Our tractor "went down", so we had to start full-time grazing a few days earlier than planned. Pasture growth had started to accelerate before this cold snap, so timing is about right. The hay we had been giving cows proved to be of less and less interest, as grass began growing. Clark has a grazing plan in place, which we look forward to executing after a long winter of feeding hay.
Though the beeves above are practicing physical distancing quite well, as you can see, when they pass through the gate, they become a shoulder-to-shoulder stream mayhem. But I understand the Governor has created an exemption for Red Devon cows anyway, so we feel good about their role in the great realignment that is currently underway in our society.

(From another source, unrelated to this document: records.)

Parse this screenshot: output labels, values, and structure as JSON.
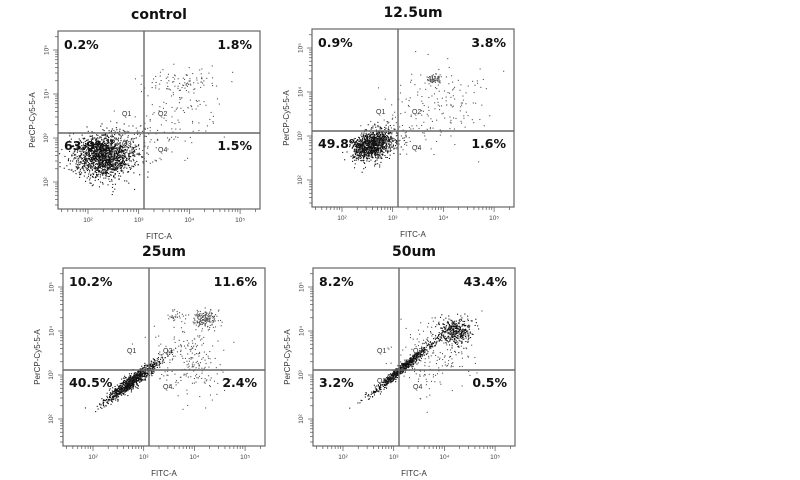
{
  "chart_data": {
    "type": "scatter",
    "title": "",
    "xlabel": "FITC-A",
    "ylabel": "PerCP-Cy5-5-A",
    "xscale": "log",
    "yscale": "log",
    "xlim": [
      50,
      250000
    ],
    "ylim": [
      25,
      250000
    ],
    "x_ticks": [
      "10²",
      "10³",
      "10⁴",
      "10⁵"
    ],
    "y_ticks": [
      "10²",
      "10³",
      "10⁴",
      "10⁵"
    ],
    "quadrant_labels": [
      "Q1",
      "Q2",
      "Q3",
      "Q4"
    ],
    "panels": [
      {
        "title": "control",
        "Q1": "0.2%",
        "Q2": "1.8%",
        "Q3": "63.9%",
        "Q4": "1.5%"
      },
      {
        "title": "12.5um",
        "Q1": "0.9%",
        "Q2": "3.8%",
        "Q3": "49.8%",
        "Q4": "1.6%"
      },
      {
        "title": "25um",
        "Q1": "10.2%",
        "Q2": "11.6%",
        "Q3": "40.5%",
        "Q4": "2.4%"
      },
      {
        "title": "50um",
        "Q1": "8.2%",
        "Q2": "43.4%",
        "Q3": "3.2%",
        "Q4": "0.5%"
      }
    ],
    "grid": false,
    "legend": "none"
  }
}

Last night we had an early Easter dinner, in order to share with you possibilities for a leg of lamb. Susan cooked this one via the sous-vide method; 124 degrees for three hours, followed by 500 degrees in the oven for 15 minutes. This is a boneless leg, which is what we currently have in inventory.The key thing is not to over-cook the leg. It is best rare, which is 120 to 125 degrees. Don't go beyond 130 degrees, or it becomes tough. Boneless legs are also great for grilling. One unfolds the leg, and the uneven thickness creates varied degrees of doneness for varied inclinations. It is also great smoked.
We have a number on hand. If you would like to order one for Sunday's pick-up, there is still time until midnight tonight. Order here.
The meal was complemented by potato pancakes, laced with goat's cheese, and local spinach. We couldn't help marveling at the integrity and beauty of the food.
You might also check out the table below, which I made about 15 years ago from ancient poplar boards that had served time in an original granary built on the farm. The result is they are mouse-eaten and time-worn. The table has been waiting for us to renovate this house, as it is ten feet long and wouldn't fit in our previous abodes. It had been residing in the hayloft of the barn and is now grateful to give voice in our dining room. Like all elders, it has rich tales to tell, which we reverently receive when sitting before it.
I look forward to seeing those who have placed orders for this Sunday at the USBank parking lot on Edwards Rd, from 9:30 to 11:30. Remember, the protocols are quite strict but accordingly effective at enabling the transfer of essential food from farmers' lands to your table: remain in the car, with trunk open, as you slowly pass by, and vendors will place your orders within; no exchange of cash or credit.